Cela s’est transposé aussi sur notre système d’enseignement ! Nous formatons les jeunes. On en fait des robots. On assiste ainsi à la lente disparition de disciplines de culture générale qui ouvrent l’esprit pour la compréhension du monde, comme la philosophie, la sociologie, l’histoire, la littérature, la poésie, la musique, le chant ou le théâtre, et même le sport…pour laisser la place aux matières quantitatives…dont les seuls objectifs sont la performance économique et financière de nos entreprises….

Or ces disciplines visent l’épanouissement de l’individu et donc agissent indirectement sur la productivité industrielle.
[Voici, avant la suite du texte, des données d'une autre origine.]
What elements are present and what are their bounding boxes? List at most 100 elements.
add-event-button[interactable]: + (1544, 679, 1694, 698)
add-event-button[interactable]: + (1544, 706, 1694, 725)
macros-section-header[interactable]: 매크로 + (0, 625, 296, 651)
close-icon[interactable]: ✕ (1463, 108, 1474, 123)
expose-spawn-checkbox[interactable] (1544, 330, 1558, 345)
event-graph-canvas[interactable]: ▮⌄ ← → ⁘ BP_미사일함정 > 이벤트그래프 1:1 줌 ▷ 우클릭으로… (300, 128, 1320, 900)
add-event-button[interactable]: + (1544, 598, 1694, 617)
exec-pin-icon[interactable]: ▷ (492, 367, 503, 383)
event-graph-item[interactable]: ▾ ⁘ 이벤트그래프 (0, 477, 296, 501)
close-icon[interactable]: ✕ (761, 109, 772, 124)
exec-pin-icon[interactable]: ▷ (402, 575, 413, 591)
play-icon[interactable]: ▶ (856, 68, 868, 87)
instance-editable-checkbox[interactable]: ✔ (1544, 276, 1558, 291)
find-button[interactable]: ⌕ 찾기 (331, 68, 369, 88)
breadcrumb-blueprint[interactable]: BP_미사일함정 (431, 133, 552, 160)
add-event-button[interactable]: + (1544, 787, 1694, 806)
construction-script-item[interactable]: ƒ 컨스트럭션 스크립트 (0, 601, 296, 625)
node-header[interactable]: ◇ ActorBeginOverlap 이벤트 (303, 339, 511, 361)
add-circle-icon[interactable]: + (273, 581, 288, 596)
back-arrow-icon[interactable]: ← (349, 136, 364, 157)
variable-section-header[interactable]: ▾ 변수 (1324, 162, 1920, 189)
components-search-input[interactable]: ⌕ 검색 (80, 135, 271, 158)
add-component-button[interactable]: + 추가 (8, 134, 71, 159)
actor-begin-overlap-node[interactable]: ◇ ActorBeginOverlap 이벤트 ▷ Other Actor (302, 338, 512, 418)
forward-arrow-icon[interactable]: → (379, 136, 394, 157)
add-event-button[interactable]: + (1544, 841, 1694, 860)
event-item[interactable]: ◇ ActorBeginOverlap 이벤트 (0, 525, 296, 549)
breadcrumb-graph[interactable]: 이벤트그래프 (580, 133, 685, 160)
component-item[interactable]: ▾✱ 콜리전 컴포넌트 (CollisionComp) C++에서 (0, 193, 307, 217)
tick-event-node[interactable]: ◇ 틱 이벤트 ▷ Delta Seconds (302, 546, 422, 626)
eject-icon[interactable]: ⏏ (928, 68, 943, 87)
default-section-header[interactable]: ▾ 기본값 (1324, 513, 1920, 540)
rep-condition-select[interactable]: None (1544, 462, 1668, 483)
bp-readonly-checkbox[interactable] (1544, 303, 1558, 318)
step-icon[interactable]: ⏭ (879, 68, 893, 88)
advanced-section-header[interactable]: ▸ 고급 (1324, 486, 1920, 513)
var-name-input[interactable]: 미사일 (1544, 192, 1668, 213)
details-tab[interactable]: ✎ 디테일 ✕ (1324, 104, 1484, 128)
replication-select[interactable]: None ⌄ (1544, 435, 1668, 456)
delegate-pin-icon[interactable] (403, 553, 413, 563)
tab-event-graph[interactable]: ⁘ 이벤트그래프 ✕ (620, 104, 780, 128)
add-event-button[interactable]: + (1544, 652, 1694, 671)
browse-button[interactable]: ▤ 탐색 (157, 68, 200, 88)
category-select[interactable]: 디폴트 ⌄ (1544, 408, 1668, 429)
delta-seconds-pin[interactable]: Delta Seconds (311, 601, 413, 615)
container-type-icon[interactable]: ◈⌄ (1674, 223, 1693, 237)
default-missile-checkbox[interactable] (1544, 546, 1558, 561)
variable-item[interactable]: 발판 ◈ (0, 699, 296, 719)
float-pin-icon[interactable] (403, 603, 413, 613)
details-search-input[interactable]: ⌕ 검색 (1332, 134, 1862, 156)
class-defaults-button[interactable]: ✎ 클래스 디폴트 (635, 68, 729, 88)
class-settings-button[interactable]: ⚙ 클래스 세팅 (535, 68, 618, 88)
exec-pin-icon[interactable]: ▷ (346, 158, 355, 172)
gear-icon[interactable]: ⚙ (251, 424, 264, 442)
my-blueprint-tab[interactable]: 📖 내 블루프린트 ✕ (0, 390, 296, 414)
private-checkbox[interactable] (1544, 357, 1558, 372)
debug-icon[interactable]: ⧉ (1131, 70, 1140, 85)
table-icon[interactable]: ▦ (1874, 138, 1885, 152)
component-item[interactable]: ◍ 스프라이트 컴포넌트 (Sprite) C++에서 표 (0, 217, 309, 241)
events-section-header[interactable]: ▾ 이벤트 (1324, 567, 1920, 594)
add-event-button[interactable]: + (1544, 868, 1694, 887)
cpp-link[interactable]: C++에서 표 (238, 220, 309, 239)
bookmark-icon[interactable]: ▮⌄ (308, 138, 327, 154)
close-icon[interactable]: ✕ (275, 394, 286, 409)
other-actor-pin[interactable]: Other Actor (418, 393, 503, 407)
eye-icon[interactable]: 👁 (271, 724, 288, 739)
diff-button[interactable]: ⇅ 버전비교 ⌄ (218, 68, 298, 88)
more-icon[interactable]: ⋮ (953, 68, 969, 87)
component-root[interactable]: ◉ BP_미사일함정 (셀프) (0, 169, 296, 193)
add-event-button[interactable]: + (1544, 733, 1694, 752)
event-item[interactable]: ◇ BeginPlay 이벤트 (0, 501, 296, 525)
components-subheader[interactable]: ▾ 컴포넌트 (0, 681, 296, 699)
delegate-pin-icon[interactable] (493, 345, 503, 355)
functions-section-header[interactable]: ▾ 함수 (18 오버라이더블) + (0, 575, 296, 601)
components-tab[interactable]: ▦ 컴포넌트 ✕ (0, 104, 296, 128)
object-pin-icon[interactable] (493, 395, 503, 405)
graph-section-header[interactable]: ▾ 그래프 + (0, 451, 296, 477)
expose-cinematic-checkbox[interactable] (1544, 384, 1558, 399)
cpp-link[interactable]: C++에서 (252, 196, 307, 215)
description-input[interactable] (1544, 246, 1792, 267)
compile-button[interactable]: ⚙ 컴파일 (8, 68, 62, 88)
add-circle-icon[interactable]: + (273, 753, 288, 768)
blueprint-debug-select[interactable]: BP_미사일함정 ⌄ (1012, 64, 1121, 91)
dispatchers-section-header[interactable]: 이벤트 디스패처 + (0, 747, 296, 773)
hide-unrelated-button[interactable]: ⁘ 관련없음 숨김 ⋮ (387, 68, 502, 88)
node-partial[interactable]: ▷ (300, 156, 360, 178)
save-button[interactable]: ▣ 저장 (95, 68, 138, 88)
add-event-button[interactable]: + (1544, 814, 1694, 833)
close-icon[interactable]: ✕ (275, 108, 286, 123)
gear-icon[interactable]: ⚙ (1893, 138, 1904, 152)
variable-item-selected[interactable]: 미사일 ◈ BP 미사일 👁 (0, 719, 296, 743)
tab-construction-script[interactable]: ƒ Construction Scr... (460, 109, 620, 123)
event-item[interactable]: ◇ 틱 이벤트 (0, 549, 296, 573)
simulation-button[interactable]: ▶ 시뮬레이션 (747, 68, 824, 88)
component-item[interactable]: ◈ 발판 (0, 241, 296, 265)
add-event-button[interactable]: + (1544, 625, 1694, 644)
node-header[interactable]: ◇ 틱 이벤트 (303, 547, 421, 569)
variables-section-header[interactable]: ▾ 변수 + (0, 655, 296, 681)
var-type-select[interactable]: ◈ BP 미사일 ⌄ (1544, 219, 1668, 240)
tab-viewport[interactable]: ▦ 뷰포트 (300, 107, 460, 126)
On produit mieux quand on est épanoui ! Et l’épanouissement est source de créativité. Et dans les profondeurs de l’épanouissement et de la créativité, on trouve l’amour, l’amour de soi, l’amour des autres, l’amour de l’humanité, l’amour de la nature.

« Épanouissement – créativité – amour »  constituent l’âme de la culture.

L’épanouissement se déploie aussi par l’ouverture à la langue et donc à la culture de l’autre. C’est pourquoi nous devons construire une lecture du monde par la sensibilisation aux langues. 

La diversité linguistique est une richesse pour nos étudiants mais surtout pour tous les élèves, et cela dès le préscolaire.

Permettez moi de vous relater une expérience qui éclaire la puissance de  la relation entre « éducation, culture, épanouissement et amour », une expérience menée au sein de notre complexe social et culturel Oum Keltoum de sidi moumen, auprès de nos 2.000 enfants, depuis la crèche jusqu’au préscolaire, enfants en majorité issus de familles en situation précaire.

Une expérience où l’éducation se fait par les  jeux,  complétée par des formations de musique, de chant, danse et théâtre, où l’anglais s’apprend à travers les chansons. Une éducation où une place est aussi accordée  au respect de la nature et aux bases de la protection de l’environnement,  par des exercices  d’apprentissage dans un jardin botanique.

Nos enfants de ce fait sont épanouis. Ils sont parfois réticents à quitter l’institution en fin de journée.

 Le problème est que bien souvent, ce qu’ils ont appris dans la journée, ils en perdent une partie le soir à la maison de par l’analphabétisme des parents. En matière d’éducation, le rôle de la mère est essentiel. C’est pourquoi nous avons organisé des classes d’alphabétisation pour les femmes au sein de notre complexe.

 L’engouement a été manifeste. En 3 ans, ces femmes sont sur ordinateur. Pour exprimer leur passion pour  l’éducation et  marquer leur liberté de penser et d’agir dans leurs relations avec leurs conjoints, Ils montent une pièce de théâtre. La leçon à tirer, c’est que  l’égalité entre les hommes et les femmes se gagne plus fermement par l’éducation et la culture.

Manifestement, mesdames messieurs,  l’apprentissage culturel est un facteur essentiel du développement, mais il obéit, comme on vient de le voir,  à un processus complexe. Attacher une attention plus grande aux relations entre les parties, qu’aux parties elles-mêmes.

Plus  le niveau culturel est élevé, plus la richesse collective est élevée, d’où l’enjeu de la démocratisation culturelle, un enjeu social mais aussi économique.

Alors, si la culture est un facteur de productivité, la productivité est un facteur majeur de la croissance. Et c’est dans ce contexte que le capital culturel s’intègre de manière harmonieuse dans le capital économique, et que la culture devient un facteur essentiel du développement.